My family and friends drove north from Huntsville, AL the 2-3 hours to get into the path of totality. The weather was better than usual. As we drove into Tennessee, scattered cumulus and towering cumulus clouds were forming.
Our preferred destination was Hurricane Marina, 50 miles east of Nashville. This is a beautiful and rather remote spot on Center Hill Lake, and it has huge houseboats owned (I assume) by some of the wealthier people in Nashville.
The two concerns driving there were traffic and the weather. Traffic was not too bad. We had previously decided to take the back roads as much as possible. Scattered clouds were forming, but I hoped that the skies would be clearer around the lake, which is large and often suppresses convection during fair weather.
When we arrived the parking lot — which is huge — was already full. We walked out on the dock to the restaurant/store, and set up folding chairs in the red tent with the blue roof in the photo, to the right of the main building. It was very warm and humid, typical for Tennessee in August.
I started setting up my two camera tripods at the lower-right corner of the platform the restaurant and shop are on. It was then that I realized the entire dock was floating (even the one with the store & restaurant) and it wouldn’t be stable enough for time lapse photography.
So, we watched the sun become covered by the moon with our eclipse glasses. The surroundings darken so gradually you barely notice the effect.
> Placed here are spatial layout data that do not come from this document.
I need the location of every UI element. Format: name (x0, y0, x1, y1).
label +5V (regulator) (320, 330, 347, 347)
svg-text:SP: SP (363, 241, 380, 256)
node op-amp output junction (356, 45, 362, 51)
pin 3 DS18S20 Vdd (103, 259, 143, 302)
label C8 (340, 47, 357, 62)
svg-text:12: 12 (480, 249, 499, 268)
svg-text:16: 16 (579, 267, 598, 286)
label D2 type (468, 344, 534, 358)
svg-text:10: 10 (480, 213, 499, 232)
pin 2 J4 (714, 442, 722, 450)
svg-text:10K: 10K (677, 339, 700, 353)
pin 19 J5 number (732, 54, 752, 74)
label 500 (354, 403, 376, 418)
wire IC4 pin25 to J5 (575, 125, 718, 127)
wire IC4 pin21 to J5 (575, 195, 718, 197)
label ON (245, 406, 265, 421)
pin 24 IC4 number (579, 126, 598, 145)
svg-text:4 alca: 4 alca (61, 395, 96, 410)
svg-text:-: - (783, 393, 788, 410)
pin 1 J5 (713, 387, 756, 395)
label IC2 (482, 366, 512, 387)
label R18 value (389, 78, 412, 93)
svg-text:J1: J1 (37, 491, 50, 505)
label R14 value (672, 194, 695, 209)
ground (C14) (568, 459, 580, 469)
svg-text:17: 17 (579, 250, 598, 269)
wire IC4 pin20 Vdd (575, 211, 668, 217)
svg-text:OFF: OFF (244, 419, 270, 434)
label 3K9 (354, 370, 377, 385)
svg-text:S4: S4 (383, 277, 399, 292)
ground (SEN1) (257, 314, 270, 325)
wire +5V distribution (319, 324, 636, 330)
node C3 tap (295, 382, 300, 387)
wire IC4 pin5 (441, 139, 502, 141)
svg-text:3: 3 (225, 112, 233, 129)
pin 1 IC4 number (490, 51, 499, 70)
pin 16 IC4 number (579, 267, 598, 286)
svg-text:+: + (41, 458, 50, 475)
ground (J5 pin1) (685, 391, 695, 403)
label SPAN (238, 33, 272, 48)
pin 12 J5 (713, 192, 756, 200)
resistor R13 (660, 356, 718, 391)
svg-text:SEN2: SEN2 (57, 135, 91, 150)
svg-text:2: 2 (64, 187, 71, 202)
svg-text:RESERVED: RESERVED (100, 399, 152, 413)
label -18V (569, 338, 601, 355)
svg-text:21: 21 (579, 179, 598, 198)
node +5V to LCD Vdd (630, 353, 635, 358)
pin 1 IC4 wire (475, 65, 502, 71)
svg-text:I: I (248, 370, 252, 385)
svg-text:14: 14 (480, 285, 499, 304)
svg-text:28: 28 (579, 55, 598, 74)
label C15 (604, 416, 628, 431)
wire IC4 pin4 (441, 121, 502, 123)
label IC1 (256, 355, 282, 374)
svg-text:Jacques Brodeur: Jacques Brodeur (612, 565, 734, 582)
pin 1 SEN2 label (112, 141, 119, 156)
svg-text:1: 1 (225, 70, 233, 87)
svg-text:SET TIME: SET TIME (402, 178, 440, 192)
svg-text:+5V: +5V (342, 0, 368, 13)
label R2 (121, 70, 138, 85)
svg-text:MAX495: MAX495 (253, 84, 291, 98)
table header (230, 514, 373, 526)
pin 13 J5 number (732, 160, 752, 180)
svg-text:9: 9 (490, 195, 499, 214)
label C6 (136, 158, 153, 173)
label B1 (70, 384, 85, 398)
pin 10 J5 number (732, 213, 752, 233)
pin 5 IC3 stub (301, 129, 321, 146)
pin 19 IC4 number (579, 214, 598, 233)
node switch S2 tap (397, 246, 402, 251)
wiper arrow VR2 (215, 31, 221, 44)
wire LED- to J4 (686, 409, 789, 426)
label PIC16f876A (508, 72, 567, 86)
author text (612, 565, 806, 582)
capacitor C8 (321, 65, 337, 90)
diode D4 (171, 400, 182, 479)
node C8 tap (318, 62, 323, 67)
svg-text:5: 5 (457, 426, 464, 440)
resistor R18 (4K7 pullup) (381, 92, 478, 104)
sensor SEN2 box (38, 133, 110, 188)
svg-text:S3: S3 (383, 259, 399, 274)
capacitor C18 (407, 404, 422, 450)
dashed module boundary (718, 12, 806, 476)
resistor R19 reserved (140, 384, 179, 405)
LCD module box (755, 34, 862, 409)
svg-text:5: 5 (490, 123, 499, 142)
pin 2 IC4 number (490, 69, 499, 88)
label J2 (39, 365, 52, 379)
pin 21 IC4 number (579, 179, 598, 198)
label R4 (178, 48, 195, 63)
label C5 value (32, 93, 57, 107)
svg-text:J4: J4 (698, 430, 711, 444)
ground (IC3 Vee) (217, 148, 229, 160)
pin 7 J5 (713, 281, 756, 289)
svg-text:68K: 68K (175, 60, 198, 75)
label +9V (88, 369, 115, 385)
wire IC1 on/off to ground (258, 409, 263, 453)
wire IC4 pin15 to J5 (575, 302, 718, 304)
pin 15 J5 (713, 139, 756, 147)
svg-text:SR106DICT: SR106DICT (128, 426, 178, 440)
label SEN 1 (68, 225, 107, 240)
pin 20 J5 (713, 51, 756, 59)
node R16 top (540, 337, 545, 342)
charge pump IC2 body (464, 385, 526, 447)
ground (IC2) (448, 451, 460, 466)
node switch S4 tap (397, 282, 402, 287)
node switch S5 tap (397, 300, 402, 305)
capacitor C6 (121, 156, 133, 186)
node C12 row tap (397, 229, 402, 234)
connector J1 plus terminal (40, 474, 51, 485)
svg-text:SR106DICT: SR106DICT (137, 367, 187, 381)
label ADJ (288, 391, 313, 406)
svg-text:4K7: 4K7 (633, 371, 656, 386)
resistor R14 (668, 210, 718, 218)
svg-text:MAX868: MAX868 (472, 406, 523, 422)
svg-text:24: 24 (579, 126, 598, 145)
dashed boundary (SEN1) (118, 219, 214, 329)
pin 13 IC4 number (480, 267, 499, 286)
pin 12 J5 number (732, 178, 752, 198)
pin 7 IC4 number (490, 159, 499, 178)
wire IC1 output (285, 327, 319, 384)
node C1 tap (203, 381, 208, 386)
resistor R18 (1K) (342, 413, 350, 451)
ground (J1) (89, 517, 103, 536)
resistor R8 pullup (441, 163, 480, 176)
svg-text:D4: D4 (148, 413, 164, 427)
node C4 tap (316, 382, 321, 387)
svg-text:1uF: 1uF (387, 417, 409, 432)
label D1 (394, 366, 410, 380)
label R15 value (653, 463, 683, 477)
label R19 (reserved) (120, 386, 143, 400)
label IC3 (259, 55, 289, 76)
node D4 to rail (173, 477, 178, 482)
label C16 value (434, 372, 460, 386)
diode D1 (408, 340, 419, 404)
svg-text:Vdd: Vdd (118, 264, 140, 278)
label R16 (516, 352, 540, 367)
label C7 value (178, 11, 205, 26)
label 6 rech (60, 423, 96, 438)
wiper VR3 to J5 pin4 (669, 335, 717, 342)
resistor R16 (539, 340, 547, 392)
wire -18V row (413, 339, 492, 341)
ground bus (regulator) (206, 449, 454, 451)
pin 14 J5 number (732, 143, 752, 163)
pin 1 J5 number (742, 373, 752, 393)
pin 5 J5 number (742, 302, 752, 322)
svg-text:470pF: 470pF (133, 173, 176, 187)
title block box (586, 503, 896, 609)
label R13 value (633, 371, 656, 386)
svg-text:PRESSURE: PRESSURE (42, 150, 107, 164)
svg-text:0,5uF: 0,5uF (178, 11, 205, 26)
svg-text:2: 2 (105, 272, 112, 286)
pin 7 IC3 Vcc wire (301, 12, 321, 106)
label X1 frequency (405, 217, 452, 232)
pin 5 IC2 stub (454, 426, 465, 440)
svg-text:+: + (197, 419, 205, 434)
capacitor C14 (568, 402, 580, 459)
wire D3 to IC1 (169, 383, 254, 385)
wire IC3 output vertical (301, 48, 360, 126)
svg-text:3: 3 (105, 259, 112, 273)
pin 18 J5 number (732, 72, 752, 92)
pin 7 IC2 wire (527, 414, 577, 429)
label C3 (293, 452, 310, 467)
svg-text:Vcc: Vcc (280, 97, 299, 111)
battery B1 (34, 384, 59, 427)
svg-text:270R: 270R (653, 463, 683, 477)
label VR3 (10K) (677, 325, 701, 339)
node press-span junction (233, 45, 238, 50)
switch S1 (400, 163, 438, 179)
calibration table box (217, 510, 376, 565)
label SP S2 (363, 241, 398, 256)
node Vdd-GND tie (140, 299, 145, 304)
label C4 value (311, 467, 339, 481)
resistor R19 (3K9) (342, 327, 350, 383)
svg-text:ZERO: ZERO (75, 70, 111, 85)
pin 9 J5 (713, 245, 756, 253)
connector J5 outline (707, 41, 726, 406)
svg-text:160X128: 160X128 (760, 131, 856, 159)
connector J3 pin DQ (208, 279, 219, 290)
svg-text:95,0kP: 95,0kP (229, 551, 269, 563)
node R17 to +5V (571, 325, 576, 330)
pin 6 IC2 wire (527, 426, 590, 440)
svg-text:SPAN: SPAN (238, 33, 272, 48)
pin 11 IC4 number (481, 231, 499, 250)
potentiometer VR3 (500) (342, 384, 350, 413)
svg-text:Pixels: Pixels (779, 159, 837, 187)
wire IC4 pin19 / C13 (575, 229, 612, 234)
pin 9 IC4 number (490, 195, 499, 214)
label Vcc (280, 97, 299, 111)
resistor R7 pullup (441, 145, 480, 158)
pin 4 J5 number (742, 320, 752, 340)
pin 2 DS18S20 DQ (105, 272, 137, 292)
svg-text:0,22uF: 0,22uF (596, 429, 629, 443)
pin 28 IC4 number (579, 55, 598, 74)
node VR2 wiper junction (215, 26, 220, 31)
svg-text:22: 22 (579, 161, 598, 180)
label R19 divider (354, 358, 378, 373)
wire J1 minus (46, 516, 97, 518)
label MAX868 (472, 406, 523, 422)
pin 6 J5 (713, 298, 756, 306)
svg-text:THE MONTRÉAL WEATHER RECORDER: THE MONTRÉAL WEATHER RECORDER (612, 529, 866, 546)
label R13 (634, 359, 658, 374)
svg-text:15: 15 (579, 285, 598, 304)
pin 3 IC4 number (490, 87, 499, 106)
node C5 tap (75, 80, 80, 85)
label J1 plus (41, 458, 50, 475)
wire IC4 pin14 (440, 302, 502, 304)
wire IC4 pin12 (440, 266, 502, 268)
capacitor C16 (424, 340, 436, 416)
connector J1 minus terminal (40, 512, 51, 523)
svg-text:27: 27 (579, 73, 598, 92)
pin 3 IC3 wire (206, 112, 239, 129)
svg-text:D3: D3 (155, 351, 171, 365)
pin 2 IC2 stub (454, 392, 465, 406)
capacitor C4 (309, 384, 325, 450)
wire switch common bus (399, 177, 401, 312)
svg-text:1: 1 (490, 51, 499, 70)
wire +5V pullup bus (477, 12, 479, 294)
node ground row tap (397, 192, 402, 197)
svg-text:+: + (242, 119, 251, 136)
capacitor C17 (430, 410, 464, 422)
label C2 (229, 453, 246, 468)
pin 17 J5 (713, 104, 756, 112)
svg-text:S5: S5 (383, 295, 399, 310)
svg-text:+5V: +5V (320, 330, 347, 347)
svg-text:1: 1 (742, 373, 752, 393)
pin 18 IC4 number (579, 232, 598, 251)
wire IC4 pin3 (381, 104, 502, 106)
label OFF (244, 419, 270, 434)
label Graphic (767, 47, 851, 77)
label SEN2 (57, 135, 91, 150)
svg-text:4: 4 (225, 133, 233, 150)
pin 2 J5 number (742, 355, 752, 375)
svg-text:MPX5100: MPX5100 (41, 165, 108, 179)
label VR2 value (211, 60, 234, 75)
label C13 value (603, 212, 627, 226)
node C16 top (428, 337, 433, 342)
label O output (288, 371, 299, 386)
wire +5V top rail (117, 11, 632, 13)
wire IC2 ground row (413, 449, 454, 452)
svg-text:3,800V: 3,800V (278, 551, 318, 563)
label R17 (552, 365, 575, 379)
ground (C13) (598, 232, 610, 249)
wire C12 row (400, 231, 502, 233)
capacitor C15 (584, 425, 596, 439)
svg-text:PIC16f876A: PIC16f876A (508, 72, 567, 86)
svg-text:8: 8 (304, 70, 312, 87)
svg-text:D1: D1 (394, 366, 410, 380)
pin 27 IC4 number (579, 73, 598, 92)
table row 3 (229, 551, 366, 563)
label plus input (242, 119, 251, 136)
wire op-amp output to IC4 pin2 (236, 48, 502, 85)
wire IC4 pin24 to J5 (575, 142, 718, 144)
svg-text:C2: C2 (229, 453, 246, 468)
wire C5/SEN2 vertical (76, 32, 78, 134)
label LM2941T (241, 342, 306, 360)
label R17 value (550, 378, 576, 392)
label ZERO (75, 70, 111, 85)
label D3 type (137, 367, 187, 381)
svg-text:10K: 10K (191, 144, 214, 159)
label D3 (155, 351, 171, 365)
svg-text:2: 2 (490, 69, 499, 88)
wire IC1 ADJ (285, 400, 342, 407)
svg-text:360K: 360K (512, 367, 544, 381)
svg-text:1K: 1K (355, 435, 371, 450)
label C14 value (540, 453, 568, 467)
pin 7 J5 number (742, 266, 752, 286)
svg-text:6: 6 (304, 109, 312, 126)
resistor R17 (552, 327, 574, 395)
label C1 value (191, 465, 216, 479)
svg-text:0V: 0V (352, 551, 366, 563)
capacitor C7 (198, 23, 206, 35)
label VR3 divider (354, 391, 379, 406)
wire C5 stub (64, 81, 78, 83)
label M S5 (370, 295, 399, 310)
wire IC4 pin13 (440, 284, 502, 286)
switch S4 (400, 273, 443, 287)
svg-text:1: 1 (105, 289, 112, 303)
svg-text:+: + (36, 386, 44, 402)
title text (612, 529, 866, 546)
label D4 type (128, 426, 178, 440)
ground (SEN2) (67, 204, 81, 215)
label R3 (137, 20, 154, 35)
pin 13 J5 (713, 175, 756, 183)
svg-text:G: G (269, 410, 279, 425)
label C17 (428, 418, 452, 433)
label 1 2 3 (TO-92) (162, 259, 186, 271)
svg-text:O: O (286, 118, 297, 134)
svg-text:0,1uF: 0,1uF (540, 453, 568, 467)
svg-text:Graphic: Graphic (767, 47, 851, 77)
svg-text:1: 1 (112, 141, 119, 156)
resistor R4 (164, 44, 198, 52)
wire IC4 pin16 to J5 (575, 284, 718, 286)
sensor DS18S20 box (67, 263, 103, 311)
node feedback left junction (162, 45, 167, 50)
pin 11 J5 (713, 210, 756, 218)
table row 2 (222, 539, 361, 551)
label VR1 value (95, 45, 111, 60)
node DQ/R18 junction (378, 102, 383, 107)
Then I suddenly realized all of the clouds were gone. The reduction in solar heating was just enough to cause the convective thermals to weaken and not penetrate the inversion that was no doubt present.
I decided to carry my equipment to the rocky shoreline in the left-center portion of the above photo. By the time I got there the landscape was getting darker by the second. I set up both tripods up the bank a ways and realized my main camera would not get both the lake surface and the sun in the frame, even at 15 mm focal length, which is very wide angle.
I quickly took one tripod to the water’s edge, set it up on three unstable rocks, inserted my intervalometer that controls the timing of the photos, and… the little button battery fell out into the water under one of the rocks.
I quickly found it, dried it, inserted it, set it to 2 second intervals and started it up. Here’s the resulting time lapse video… this is high-def, so if you watch full-screen at 1080p, you will see Jupiter at left-center.
I set the camera to a fixed exposure so you could see just how dark it gets during totality; the start of the video, even though overexposed, is when the moon has covered the sun by 97-98%, so it was already pretty dark. The video is running 30 times faster than real time.
As the sky quickly darkened, I rushed to the other tripod and placed my Nikon P900 superzoom, which I only use for video at high magnification, on it. I had already decided to not fool with the settings, and just let it run on “auto” and see what I got. The camera took video for about 5 minutes, and I learned afterward it was having difficult focusing.
Here are a couple of screen shots from the video:
I was surprised how quickly it becomes dark as totality approaches. We had 2 minutes and 38 seconds of totality. Just as soon as totality started, fish near me jumped out of the water, and birds and crickets started chirping.
Back in Huntsville, which experienced 97% of totality, I was taking air temperatures every 10 sec in our backyard. I took ambient air temperature, as well as the air temperature in a Styrofoam cooler, painted black inside, with Saran Wrap covering it. The ambient air temperature drop during the maximum portion of eclipse was about 10 deg. F, while temperature drop in the cooler was over 100 deg. F.
It was a thoroughly enjoyable experience. This was my first total eclipse, and we were indeed fortunate to have good weather for it.